You can turn the sports scrying mirror any which way you want, but it is hard to see a future where the summer provides a salve to a sports climate on pause. The pandemic remains a fluid situation, meaning a solution could rise quicker than experts predict, but the more likely outcome is that reruns, eNASCAR and novelty competitions will fill out the sports menu for the foreseeable future.
And that is OK. If it means that we continue to halter communal spread and ease our strained healthcare system and social programs, it is OK. Summer looks plenty appetizing but, if sports have taught us anything, you can’t rush something and expect it to be as great as it can be.
If that isn’t enough reason to ease the malaise of sports’ absence, maybe we need to shift our focus toward why a summer return is likely a bad idea.
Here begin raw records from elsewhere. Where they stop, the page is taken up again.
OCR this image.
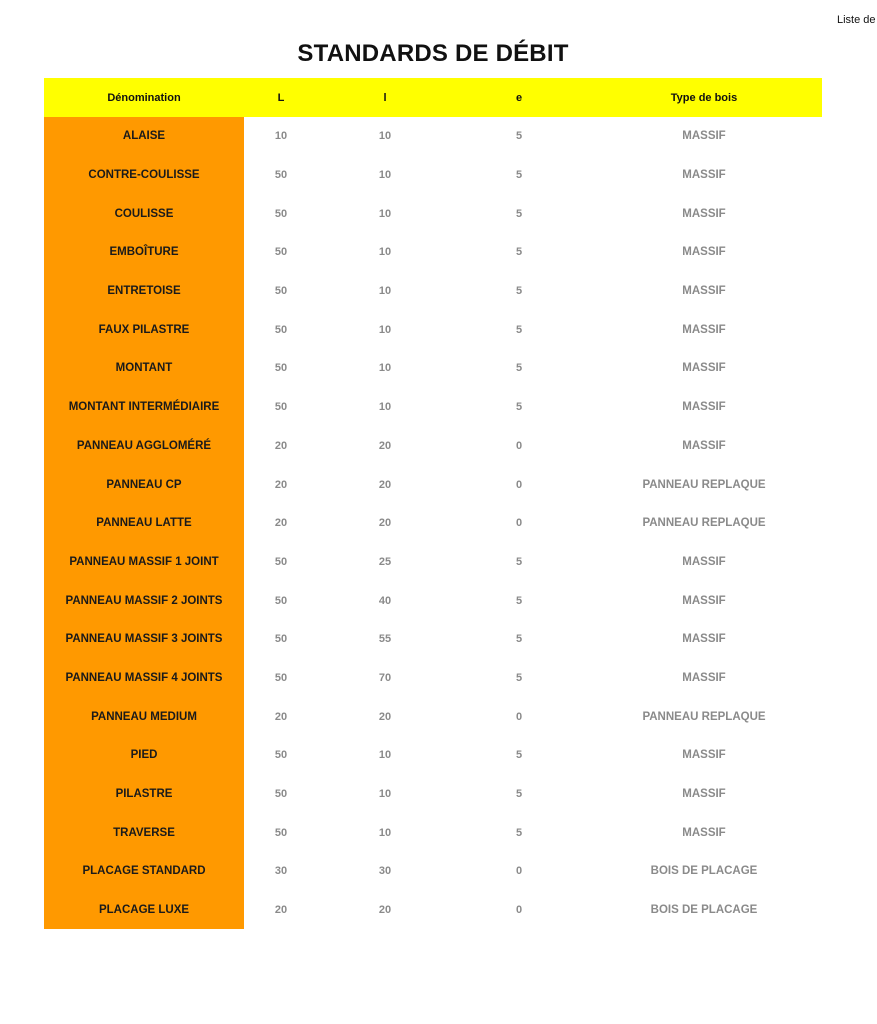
Liste de
STANDARDS DE DÉBIT
Dénomination	L	l	e	Type de bois
ALAISE	10	10	5	MASSIF
CONTRE-COULISSE	50	10	5	MASSIF
COULISSE	50	10	5	MASSIF
EMBOÎTURE	50	10	5	MASSIF
ENTRETOISE	50	10	5	MASSIF
FAUX PILASTRE	50	10	5	MASSIF
MONTANT	50	10	5	MASSIF
MONTANT INTERMÉDIAIRE	50	10	5	MASSIF
PANNEAU AGGLOMÉRÉ	20	20	0	MASSIF
PANNEAU CP	20	20	0	PANNEAU REPLAQUE
PANNEAU LATTE	20	20	0	PANNEAU REPLAQUE
PANNEAU MASSIF 1 JOINT	50	25	5	MASSIF
PANNEAU MASSIF 2 JOINTS	50	40	5	MASSIF
PANNEAU MASSIF 3 JOINTS	50	55	5	MASSIF
PANNEAU MASSIF 4 JOINTS	50	70	5	MASSIF
PANNEAU MEDIUM	20	20	0	PANNEAU REPLAQUE
PIED	50	10	5	MASSIF
PILASTRE	50	10	5	MASSIF
TRAVERSE	50	10	5	MASSIF
PLACAGE STANDARD	30	30	0	BOIS DE PLACAGE
PLACAGE LUXE	20	20	0	BOIS DE PLACAGE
It’s hard to imagine a sports organization not taking a financial hit, large or small, as a result of this crisis, but people matter more. And people are hurting and worried about matters that carry much higher stakes than Sunday Night Baseball.
That is something that Dixon, who has been working on the front lines as an essential worker, knows firsthand. “I know that when we do get our chance, we will create fantastic art. We ain’t going nowhere… I ask one thing of you. Please be kind/kinder to essential workers during this time,” Dixon wrote. “They are scared and have emotions like us all. They need your patience and support… we are all in this together.”